In 2004 Mr. Bush won by 35 EV, meaning that the change for the Democrats from 2004 to 2008 is +224. For Obama, this means he flipped 112 votes at a multiplier over Kerry’s total of 1.45 and a percentage over opponent of +33%.
This seems impressive, and it is, in some ways, but it is not a sea change and pales compared to all other major ideological shifts in the last 100 years of U.S. Presidential History. In the last 40 years, three "sea change" elections have happened: coming in 1968, 1980 and 1992. In the previous 40 years came another three, coming in 1932, 1952 and finally 1960. Now let us look at the numbers in two examples.

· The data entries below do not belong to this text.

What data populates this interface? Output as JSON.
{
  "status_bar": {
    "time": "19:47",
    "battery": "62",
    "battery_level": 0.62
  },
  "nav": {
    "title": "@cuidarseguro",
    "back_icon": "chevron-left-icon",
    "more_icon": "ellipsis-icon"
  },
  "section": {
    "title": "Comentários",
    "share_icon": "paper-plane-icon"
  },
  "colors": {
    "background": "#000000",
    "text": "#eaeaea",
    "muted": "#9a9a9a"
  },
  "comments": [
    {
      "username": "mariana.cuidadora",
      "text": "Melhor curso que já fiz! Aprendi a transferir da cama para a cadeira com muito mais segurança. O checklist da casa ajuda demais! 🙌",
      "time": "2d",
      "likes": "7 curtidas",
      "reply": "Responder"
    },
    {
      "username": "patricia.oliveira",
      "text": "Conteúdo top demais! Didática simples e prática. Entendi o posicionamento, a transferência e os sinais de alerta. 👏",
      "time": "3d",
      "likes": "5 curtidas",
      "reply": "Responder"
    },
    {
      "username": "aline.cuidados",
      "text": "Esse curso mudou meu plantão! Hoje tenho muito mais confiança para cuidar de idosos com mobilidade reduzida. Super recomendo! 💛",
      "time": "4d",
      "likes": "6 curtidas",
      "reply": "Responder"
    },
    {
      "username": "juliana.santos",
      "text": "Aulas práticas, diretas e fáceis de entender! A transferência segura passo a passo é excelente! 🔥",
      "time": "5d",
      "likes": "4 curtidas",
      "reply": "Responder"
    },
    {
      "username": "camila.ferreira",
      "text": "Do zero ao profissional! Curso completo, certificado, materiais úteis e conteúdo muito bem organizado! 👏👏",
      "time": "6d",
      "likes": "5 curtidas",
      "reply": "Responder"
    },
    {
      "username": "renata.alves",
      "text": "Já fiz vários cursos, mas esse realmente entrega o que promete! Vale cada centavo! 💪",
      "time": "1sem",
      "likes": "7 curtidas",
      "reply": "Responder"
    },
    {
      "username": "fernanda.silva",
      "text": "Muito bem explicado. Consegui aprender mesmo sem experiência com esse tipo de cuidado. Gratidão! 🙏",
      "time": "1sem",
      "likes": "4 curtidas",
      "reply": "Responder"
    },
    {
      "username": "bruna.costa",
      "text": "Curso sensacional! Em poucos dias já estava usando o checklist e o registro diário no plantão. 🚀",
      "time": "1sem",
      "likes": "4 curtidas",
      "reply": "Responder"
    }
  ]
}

● 1932 was good for FDR as he won the election by 413 EV. But now consider that in 1928 Herbert C. Hoover had crushed Alfred E. Smith by 357 EV. What this means is that in 1932, FDR and friends came in at a cataclysmic +770 and a flip of 385. But it is in the multiplier and percentage that FDR really shows his muscle and the nature of a watershed election is shown. FDR’s swing multiplier in 1932 was 5.42 and his percentage over opponent was +77.7%.
● Nov. 4th 1968 was a good one for Nixon as that night he stood at +544 and had flipped 272 EV. But again, here, the multiplier stands out as Nixon won 5.78 times the GOP’s 1964 total. Nixon had a more modest percentage victory at +20.9%, but nonetheless a multiplication of 5.78 stands out like rice in the salt shaker.
The closest Obama comes to a watershed election is in the percentage of victory over opponent. But this is arguably the least practical advantage amongst the numbers discussed here, and it is also trumped by victory percentages like +81.6 by Reagan in 1980 and by the Gipper again in 1984 at an astonishing +94%. In the other categories of multiplier and EV gain Obama falls far short of historical comparisons. 2008 was a good year for Obama, after all he won, but in context his victory is more of a battleground one then an epic one.
Ideologies lie and the knee-jerk analysis of the MSM misleads, but numbers don’t. While the 2008 presidential is sobering for the GOP and requires a decisive comeback in both means and ideas, it’s not as epic as some would have it seem.
So don’t panic, and let's get back to work!